Im fairly experienced with the deck and i found that the cmc 2 answers to the GY hate cards slow me down to much, specially when the ones playing those are other fast decks. thats why im hovering to the white splash ( which gives me acess to both Wispmare and Ingot chewer ) or the standard Jund version with some nature's claim.
I think speed is the name of the game.
This is my SB today :
My LGS is full of burn so i sb heavily to crush them . For the Gp i will swap some cards around to fit 2 more anti-hate cards and the leylines of the void ( wich im also considering playing main deck ).
Driven // Despair is a really neat trick against decks with no blockers like tron and phoenix as its fairly easy to mind twist them.
https://www.mtggoldfish.com/archetype/modern-brg-73642#paper, the addition of "dredge cards" makes dumping bridge and vengevine much consistent.
imagine an opening hand with looting without vengevine and bridge but have stinkweed imp, atleast we can discard stinkweed imp and dredge our next draw step which would have a higher chance to hit a bridge or vengevine.
what i didn't like with this list is the low land count (17), i would love to up that count to 18~19 range in order to not worry for a land whenever i need to make a dredge or draw decision.
Dredge 2-1
Tron 1-2
Grixis Control 2-0
Whir Control 0-2
Tron 2-0
Dredge 2-0
Ask for any questions and as a side note will be testing 2 Driven/Despair in the main and boarding out 2 Collective Brutalities for it seeing how it works out.
Also played mat TDK for a 1K tournament went 5-2 10th place played against these decks
UW Take Turns 2-0
Mono black Devotion 2-0
Infect 1-2
Storm 0-2
Burn 2-0
Ponza 2-1
Jund 2-1
(1) bridge from below + vengevine + hogaak: this focus on the aggro plan
(2) bridge from below + hogaak + altar of dementia: yes im dropping vengevine to go all in for the combo
(3) hogaak + vengevine: here goes the old dredgevine archetype.
are those 4 cards really an overkill together? what are your thoughts?
If you play Bridge, you want more than the Feeders as sac outlets, so Altar becomes an auto-include (over Brutality).

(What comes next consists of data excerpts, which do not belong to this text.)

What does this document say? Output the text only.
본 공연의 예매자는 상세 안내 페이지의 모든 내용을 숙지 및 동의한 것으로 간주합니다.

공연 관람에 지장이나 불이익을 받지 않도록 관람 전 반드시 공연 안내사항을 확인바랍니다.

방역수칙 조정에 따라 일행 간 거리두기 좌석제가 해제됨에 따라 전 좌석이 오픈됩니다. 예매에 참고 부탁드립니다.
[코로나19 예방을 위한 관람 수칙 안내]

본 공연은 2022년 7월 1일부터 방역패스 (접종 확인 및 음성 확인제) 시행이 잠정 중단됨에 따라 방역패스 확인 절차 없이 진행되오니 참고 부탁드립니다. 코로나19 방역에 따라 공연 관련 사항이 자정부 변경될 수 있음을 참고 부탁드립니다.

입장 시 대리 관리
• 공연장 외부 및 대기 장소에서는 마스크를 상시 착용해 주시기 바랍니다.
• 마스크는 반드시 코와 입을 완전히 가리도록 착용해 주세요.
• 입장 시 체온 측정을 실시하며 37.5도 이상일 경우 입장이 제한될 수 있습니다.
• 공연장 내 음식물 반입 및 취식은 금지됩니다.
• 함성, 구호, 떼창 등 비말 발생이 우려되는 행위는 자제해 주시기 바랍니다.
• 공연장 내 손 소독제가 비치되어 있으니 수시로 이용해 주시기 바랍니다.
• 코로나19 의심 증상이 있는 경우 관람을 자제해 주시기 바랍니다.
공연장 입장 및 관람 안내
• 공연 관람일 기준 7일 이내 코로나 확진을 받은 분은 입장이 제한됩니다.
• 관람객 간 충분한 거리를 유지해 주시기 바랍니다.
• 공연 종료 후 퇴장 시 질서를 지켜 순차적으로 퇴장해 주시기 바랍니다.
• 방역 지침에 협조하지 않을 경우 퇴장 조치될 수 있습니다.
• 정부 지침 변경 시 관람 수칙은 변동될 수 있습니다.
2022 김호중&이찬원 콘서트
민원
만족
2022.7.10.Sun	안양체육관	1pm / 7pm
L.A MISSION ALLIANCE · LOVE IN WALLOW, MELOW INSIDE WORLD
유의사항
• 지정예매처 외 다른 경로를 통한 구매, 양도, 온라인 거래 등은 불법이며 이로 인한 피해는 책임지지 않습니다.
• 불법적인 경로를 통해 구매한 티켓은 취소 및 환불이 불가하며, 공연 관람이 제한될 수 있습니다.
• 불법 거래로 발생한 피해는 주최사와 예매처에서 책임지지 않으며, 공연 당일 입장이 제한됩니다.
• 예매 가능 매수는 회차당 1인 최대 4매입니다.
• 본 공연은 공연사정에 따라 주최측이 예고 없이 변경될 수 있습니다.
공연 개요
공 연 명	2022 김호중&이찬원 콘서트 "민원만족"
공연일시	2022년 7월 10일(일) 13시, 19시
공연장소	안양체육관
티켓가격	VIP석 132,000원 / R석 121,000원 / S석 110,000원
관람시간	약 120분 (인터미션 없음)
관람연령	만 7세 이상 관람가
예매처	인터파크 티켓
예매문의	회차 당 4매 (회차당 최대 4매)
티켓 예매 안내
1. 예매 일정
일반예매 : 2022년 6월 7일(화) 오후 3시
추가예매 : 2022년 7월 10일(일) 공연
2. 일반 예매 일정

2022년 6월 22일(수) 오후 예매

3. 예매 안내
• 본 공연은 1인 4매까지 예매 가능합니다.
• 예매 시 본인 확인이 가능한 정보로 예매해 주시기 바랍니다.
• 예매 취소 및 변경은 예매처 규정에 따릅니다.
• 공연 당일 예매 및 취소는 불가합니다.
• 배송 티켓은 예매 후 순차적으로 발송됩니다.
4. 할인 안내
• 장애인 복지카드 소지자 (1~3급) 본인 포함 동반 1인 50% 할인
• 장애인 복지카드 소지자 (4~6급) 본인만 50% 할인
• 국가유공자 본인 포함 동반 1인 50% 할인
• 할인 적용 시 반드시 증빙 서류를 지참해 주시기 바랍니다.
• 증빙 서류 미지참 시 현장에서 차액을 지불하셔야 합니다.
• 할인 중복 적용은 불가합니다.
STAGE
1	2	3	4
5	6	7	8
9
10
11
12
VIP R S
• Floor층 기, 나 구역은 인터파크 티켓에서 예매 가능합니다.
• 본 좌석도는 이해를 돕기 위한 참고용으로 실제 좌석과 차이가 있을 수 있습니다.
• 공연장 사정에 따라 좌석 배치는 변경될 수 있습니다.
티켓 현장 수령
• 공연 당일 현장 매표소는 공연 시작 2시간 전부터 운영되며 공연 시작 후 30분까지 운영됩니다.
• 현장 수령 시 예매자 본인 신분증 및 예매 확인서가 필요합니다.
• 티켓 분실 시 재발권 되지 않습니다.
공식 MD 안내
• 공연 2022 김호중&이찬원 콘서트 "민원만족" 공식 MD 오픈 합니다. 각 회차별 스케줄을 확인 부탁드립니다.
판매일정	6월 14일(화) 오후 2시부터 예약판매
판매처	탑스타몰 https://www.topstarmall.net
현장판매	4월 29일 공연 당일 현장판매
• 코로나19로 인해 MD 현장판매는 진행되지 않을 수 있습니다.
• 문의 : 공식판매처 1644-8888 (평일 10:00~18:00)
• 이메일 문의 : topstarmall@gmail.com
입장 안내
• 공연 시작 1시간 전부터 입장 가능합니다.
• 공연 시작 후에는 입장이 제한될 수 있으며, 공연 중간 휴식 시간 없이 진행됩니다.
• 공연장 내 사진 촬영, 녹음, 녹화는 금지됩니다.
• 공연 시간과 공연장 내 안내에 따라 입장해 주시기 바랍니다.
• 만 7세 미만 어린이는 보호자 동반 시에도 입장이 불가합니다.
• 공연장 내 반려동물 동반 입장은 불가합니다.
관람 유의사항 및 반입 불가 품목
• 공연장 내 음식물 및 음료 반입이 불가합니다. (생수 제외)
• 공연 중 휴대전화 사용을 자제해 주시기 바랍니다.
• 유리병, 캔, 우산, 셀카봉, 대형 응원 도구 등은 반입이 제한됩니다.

Vengevine is not a card you can cut since it's Arclight Phoenix from 2010 : it's free, it hits hard, it's plan A along with Hogaak.
I initially played Hogaak and Vengevine without Bridge and Altar though, playing Lotleth Troll and dredgers instead, but that doesn't belong in this thread since it doesn't play Bridge.
Whith the bridge ban, can you tell us more please?